Perhaps, then, the more urgent task that Clean Labour undertook was to make forcibly visible what existed in the background all this time: the presence of the audience and their accountability as spectators and consumers occupying a space made enjoyable by workers/performers. While everyone’s takeaway must have varied, audience members were asked to reckon with the fact that their comfortable space was simultaneously a space of discomfort for others. As for me, various “clean” spaces began to fray around the edges as I left the Wythe feeling the absent-presence of the workers/performers in my own usual moves.
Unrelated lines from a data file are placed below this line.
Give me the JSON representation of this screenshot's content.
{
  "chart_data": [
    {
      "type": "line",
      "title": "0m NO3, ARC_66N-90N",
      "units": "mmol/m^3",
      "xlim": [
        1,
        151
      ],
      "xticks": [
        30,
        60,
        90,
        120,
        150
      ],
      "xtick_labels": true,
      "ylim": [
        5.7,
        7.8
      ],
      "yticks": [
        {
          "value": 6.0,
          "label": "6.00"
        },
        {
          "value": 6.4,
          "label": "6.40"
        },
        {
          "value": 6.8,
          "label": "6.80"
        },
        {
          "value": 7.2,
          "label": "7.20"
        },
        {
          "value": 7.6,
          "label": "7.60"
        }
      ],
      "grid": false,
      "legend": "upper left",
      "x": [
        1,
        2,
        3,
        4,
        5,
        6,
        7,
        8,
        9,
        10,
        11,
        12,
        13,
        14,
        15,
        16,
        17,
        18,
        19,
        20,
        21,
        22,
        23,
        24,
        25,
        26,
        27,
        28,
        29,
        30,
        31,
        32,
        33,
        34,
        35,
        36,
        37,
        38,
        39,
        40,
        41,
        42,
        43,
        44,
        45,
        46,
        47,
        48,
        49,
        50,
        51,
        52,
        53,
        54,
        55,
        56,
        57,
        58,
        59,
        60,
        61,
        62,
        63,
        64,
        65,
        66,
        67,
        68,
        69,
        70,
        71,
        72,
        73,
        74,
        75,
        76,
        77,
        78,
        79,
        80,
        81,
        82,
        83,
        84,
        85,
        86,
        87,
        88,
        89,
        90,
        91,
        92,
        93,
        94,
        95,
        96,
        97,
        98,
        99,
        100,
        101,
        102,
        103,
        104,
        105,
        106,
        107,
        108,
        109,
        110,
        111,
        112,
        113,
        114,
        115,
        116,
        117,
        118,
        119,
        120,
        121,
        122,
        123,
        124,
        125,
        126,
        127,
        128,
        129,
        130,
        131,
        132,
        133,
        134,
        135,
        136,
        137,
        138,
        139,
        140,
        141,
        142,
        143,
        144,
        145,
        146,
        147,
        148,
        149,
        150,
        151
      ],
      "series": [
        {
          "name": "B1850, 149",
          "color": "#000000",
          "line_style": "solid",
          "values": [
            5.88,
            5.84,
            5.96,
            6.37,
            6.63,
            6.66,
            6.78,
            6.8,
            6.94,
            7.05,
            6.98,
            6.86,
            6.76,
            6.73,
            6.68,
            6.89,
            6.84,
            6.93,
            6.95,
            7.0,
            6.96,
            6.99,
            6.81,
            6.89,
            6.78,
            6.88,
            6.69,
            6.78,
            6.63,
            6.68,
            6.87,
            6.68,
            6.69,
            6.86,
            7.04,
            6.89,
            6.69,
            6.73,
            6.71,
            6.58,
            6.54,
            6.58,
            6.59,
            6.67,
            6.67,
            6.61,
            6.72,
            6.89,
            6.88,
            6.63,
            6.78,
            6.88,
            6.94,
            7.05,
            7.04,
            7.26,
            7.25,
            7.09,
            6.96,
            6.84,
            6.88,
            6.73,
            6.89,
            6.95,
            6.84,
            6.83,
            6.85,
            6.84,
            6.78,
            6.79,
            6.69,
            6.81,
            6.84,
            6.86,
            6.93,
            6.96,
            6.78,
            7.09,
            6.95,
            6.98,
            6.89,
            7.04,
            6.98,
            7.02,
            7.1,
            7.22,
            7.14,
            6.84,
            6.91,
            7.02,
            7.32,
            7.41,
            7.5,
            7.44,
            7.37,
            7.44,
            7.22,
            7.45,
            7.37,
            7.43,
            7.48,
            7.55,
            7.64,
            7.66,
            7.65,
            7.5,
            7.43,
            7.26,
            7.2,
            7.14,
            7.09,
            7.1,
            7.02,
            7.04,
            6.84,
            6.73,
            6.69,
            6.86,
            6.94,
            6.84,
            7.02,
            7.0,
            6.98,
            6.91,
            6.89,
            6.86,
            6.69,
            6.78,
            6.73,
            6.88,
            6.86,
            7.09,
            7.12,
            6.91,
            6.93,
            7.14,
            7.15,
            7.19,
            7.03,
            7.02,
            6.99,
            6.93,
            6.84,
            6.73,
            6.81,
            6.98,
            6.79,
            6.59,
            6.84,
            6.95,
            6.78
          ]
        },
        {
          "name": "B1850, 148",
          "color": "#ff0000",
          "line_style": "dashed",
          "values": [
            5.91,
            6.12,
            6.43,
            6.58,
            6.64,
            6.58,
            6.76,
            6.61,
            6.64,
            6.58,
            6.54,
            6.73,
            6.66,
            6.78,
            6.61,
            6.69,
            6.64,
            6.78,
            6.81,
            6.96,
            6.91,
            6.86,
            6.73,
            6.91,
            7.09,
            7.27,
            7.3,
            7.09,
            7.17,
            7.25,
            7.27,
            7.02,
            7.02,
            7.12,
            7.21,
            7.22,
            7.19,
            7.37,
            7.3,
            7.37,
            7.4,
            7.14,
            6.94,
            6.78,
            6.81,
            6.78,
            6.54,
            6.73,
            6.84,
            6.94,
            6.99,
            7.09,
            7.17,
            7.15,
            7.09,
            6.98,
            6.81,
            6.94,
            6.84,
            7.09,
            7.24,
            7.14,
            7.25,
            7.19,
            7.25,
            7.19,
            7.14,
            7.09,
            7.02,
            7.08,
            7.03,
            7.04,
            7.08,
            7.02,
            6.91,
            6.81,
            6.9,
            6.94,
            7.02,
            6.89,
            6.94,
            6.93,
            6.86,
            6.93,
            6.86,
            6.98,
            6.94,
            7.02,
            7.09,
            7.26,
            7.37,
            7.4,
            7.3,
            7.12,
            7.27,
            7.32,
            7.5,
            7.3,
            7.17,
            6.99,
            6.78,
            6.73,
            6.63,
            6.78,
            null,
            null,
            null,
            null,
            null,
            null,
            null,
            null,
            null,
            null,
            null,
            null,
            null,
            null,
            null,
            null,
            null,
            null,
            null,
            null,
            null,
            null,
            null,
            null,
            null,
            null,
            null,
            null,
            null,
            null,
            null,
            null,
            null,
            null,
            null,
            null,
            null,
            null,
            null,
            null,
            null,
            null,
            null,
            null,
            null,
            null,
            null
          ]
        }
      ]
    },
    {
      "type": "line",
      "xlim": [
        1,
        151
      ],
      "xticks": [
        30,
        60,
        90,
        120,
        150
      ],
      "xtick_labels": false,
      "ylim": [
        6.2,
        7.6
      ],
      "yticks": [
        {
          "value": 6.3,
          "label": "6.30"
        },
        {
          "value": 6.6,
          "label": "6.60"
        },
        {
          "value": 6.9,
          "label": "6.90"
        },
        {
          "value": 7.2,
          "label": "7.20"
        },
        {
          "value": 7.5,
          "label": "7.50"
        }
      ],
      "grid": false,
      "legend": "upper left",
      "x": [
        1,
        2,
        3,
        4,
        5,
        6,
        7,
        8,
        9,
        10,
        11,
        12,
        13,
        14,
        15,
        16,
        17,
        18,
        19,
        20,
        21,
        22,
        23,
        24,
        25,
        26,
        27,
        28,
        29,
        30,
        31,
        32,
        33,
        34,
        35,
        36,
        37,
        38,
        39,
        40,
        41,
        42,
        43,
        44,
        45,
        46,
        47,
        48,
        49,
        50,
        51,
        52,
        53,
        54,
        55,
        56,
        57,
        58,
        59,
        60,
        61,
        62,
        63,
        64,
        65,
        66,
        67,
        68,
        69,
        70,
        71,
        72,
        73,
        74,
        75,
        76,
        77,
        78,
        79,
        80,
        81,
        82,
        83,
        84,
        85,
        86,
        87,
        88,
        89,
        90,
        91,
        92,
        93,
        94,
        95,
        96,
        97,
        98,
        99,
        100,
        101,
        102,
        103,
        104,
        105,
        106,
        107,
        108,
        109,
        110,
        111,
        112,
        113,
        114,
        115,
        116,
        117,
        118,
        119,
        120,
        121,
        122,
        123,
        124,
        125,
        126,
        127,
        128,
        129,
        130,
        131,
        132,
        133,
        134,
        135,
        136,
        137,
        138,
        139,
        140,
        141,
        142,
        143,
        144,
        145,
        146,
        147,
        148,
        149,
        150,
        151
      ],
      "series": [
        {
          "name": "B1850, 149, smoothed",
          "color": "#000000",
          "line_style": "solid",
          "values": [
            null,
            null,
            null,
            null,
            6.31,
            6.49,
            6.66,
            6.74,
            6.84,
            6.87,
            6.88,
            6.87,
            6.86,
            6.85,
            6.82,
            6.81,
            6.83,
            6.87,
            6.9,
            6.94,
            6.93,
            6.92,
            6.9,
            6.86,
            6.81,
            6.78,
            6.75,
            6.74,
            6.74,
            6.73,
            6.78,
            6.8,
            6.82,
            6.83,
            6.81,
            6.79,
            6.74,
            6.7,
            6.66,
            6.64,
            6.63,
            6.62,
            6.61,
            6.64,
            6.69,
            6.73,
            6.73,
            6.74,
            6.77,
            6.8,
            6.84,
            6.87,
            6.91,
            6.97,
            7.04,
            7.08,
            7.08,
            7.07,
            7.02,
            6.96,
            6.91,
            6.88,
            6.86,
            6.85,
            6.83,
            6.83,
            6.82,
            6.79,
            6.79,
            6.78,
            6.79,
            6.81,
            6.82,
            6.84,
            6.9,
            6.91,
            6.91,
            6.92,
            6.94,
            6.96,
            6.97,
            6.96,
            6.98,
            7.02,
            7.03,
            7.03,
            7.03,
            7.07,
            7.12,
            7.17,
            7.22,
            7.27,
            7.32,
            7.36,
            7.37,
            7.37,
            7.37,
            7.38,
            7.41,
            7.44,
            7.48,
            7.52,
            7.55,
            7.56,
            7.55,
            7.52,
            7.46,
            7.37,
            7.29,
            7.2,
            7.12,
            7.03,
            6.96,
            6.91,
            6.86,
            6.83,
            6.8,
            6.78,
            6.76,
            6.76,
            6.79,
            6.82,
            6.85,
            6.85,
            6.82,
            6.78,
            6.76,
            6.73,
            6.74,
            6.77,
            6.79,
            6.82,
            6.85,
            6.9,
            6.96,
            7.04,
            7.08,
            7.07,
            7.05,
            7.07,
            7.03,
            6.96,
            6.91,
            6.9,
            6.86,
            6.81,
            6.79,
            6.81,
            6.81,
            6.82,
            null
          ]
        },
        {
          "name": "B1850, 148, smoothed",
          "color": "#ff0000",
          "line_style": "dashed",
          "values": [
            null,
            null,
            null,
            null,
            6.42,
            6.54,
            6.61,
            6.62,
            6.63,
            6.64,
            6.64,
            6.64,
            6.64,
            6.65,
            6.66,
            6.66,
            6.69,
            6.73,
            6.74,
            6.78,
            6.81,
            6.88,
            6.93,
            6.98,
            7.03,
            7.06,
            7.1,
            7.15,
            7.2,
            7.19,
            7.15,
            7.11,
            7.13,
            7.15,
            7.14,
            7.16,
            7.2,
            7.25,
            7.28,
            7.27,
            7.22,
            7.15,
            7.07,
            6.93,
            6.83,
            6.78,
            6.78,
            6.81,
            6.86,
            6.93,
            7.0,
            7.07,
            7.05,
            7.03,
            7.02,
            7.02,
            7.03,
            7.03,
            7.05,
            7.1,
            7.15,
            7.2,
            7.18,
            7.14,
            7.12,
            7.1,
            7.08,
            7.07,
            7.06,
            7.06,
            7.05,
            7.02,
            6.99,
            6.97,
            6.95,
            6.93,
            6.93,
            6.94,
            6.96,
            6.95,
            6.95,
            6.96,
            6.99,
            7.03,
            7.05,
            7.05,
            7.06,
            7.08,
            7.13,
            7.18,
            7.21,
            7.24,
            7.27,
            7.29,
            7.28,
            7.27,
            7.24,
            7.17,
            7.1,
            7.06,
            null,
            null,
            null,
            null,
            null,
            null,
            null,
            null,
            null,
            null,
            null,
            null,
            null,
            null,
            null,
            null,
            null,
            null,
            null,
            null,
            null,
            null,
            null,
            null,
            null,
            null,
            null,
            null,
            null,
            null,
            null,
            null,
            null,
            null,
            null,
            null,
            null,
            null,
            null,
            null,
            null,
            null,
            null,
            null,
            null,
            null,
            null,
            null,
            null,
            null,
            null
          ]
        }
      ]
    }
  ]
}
From left, in white sleeveless jumpsuits: Oisin Monaghan, Erica Rickettes, and Madison Krekel in Clean Labour. March 5, 2017, The Wythe Hotel, New York. Images courtesy the Wythe Hotel, photographer: Chester Toye.

Endnotes

  1. Rachel Sherman, “Beyond Interaction: Customer Influence on Housekeeping and Room Service Work in Hotels,” Work, Employment and Society 25.1 (2011): 19-33.
  2. Bob Morris, “Brooklyn Breeds a New Hotelier,” New York Times, May 23, 2012.
  3. Brendan Fernandes, in discussion with the author, May 2, 2017.
  4. Press Release of Clean Labour. More Art.
  5. Christina Cuthbertson, “Still Move,” in Still Move: Brendan Fernandes, ed. Crystal Mowry (London: Black Dog Publishing, 2016), 90-1.
  6. “Exhibitions, Brendan Fernandes: Still Move,” Southern Alberta Art Gallery, accessed December 24, 2017, https://www.saag.ca/art/exhibitions/0697-still-move#sthash.6vT5rJpf.dpuf. 
  7. “Artist’s note on In Touch,” Brendan Fernandes’ personal website. http://www.brendanfernandes.ca/intouch/.
  8. Clean Labour was also performed in a BMW showroom in Manhattan’s West Side on March 2, 2017.
  9. Brendan Fernandes, in discussion with the author, May 2, 2017. I later learned from Fernandes that Tenzin Thokme who performed with Gowin had to ask him to “tap him back in,” because the interruption felt too emotional and became overwhelming.
  10. Karen Schwarts, “New Report Details Exploitation of Hotel Industry Workers,” New York Times, April 10, 2017; Eric A. Gordon, “Sofitel Hotel Workers in LA Invisible No More,” People’s World, August 10, 2016.